Last modified: 2022-06-04
Abstract
This paper analyses the narrative break from dominant understandings of global labour reconfiguration (Azis, Ariefiansyah & Utami, 2020). It emphasises locally-specific accounts of migration anchored on the reorganisation of agricultural production in Indramayu, West Java, Indonesia. While it is the largest rice producer on the most industrialised island of Java, Indonesia, Indramayu sends 1,726 migrant workers worldwide. At least since 2017, this regency—located on the eastern end of the coast of West Java—has been recorded as the district sending the most Indonesian migrant workers abroad. During the COVID-19 pandemic, the number of Indonesian migrant workers dispatched abroad decreased, but the number of migrant workers from Indramayu remained higher than in other regions. This condition shows how agricultural centres have become and remained suppliers for migrant workers.
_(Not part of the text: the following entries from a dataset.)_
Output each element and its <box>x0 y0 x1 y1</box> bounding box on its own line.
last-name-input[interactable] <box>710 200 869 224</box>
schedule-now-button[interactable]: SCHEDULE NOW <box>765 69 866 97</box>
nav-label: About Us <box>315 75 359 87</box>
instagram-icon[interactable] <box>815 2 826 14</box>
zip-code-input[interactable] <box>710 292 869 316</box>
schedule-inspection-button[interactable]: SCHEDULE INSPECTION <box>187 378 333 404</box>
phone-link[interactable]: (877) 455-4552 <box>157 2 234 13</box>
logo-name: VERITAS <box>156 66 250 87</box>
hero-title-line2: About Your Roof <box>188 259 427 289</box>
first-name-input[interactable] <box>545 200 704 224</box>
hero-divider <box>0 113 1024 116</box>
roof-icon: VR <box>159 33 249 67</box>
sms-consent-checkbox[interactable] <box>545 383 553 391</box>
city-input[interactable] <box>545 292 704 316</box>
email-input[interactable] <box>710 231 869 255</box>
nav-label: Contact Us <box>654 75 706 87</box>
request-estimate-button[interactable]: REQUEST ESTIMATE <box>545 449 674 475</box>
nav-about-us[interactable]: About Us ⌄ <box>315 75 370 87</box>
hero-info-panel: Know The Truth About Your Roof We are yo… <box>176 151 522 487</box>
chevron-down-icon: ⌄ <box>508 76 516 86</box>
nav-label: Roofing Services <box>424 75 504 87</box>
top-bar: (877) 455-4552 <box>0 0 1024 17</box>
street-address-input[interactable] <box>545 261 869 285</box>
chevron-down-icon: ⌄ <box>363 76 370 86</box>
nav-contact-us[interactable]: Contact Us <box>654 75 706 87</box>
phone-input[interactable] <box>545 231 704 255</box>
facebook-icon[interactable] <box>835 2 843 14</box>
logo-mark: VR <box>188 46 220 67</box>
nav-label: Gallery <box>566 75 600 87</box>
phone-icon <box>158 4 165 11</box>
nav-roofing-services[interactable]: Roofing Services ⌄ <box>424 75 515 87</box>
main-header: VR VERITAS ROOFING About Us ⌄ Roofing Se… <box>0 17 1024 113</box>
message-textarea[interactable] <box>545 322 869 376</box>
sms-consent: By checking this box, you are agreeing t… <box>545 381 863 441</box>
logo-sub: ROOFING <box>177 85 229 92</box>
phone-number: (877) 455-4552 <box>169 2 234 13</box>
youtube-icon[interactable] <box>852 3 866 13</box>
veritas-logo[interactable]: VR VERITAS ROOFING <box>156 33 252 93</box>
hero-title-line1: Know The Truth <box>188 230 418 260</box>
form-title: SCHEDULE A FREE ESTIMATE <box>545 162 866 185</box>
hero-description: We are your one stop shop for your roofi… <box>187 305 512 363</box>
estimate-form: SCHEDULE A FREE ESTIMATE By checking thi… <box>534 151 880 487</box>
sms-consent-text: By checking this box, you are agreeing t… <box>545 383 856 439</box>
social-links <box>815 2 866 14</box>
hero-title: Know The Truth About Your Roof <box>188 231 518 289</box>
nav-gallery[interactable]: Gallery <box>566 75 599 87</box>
This paper examines how ecological vulnerability and economic uncertainty affect tendencies for population movement. Despite being a strategic food commodity producer, economic uncertainty from farming activities due to structural inequalities and extreme climate-related events (i.e. prolonged droughts and pest outbreaks that occurred in 2015, 2017, and 2019 also increased the risk of losses due to crop failure) make farming less desirable as a source of livelihood. This article argues that ecological vulnerabilities, shaped by the long history of colonialism, the green revolution, and unanticipated climate change, exacerbate employment precarity for the people of Indramayu. This situation makes it impossible for rural workers, as in the case of Indramayu, to make a living from the agricultural sector, pushing them to migrate into domestic and informal sectors abroad (e.g. household assistants, housekeepers). The paper intimately discusses how labour migration alters land use and vice versa, providing a space for mainstreaming local accounts that suspend neoliberal optimism about migration and development.